Künstliche Intelligenz (KI) zur Datenintegration nutzt Algorithmen und Modelle, um den Integrationsprozess durch Aktivitäten wie Datenaufnahme, Transformation und die Erstellung von Pipelines zu automatisieren und zu optimieren.
Die traditionelle Datenintegration – also der Prozess, bei dem Daten aus verschiedenen Quellen zu einem einheitlichen Format zusammengeführt und harmonisiert werden – stützt sich auf feste Regeln oder halbautomatisierte Prozesse, die von Dateningenieuren koordiniert werden.1 Diese Ansätze sind jedoch nicht dafür ausgelegt, moderne Datenmengen und -komplexität zu bewältigen.

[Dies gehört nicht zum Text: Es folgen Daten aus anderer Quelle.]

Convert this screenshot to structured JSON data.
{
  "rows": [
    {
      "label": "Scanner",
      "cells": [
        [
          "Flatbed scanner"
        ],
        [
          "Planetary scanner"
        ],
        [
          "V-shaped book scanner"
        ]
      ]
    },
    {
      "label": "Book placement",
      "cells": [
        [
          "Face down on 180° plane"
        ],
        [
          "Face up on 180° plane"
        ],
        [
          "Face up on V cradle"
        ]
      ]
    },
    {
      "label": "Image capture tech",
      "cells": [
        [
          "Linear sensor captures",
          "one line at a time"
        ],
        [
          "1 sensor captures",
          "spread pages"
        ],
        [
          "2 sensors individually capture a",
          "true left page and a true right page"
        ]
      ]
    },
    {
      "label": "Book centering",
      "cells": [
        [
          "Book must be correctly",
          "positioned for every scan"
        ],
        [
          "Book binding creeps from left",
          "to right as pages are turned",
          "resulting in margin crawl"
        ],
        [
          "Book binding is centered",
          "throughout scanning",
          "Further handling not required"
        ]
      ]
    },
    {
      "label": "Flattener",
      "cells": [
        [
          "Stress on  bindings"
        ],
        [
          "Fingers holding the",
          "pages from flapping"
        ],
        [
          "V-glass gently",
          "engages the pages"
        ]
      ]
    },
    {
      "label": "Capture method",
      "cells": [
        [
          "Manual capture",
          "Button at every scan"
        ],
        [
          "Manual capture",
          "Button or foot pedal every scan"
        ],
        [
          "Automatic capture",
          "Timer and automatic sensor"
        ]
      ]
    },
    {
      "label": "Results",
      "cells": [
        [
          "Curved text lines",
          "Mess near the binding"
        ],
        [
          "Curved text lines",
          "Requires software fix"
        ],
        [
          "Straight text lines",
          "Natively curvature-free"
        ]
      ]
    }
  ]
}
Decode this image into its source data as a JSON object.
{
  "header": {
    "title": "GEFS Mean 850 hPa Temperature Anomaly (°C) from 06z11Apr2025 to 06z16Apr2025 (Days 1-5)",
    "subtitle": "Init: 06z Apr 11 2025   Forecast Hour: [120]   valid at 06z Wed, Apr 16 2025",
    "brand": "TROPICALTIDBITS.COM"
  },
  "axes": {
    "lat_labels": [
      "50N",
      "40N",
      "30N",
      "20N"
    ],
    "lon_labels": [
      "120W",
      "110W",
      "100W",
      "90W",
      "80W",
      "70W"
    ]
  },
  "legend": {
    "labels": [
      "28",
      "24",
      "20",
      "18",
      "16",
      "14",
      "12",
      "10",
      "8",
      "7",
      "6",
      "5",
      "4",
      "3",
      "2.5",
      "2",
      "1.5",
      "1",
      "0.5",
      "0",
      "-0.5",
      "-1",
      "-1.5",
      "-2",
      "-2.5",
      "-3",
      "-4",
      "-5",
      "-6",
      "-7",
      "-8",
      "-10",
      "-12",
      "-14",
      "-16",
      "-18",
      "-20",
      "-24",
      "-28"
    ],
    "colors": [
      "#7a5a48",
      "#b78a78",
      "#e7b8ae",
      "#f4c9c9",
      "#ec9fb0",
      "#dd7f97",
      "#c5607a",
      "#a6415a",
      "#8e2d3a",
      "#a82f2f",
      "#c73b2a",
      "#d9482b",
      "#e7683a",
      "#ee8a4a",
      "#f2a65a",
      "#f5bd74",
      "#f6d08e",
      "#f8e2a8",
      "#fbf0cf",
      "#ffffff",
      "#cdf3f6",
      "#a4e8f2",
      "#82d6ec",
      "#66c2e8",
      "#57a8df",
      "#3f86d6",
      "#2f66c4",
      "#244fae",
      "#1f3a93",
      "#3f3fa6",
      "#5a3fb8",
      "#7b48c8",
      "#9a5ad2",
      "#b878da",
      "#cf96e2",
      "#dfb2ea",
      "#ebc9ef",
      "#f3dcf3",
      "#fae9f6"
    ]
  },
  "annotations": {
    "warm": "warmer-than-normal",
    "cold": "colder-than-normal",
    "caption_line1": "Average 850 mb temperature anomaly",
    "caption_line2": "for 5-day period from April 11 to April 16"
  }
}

Die heutigen KI-Workloads und Analytics-Workloads erfordern eine Dateninfrastruktur, die sich durch hohe Geschwindigkeit, Flexibilität und Transparenz auszeichnet. Diese Anforderungen können Datenteams, die ohnehin schon von einem Wildwuchs an Tools, fragmentierten Workflows und Datensilos betroffen sind, schnell überfordern.
KI bietet einen intelligenten, optimierten Integrationsansatz, der sowohl effizient als auch an zukünftige Datenanforderungen anpassbar ist. Anstatt sich auf manuelle Datenkonvertierungen zu verlassen, nutzt die KI-Datenintegration Large Language Models, KI-Agenten und Automatisierung, um selbstständig zu lernen, sich anzupassen und Entscheidungen über Daten zu treffen – und verwandelt so einen reaktiven Prozess in ein proaktives, intelligentes System.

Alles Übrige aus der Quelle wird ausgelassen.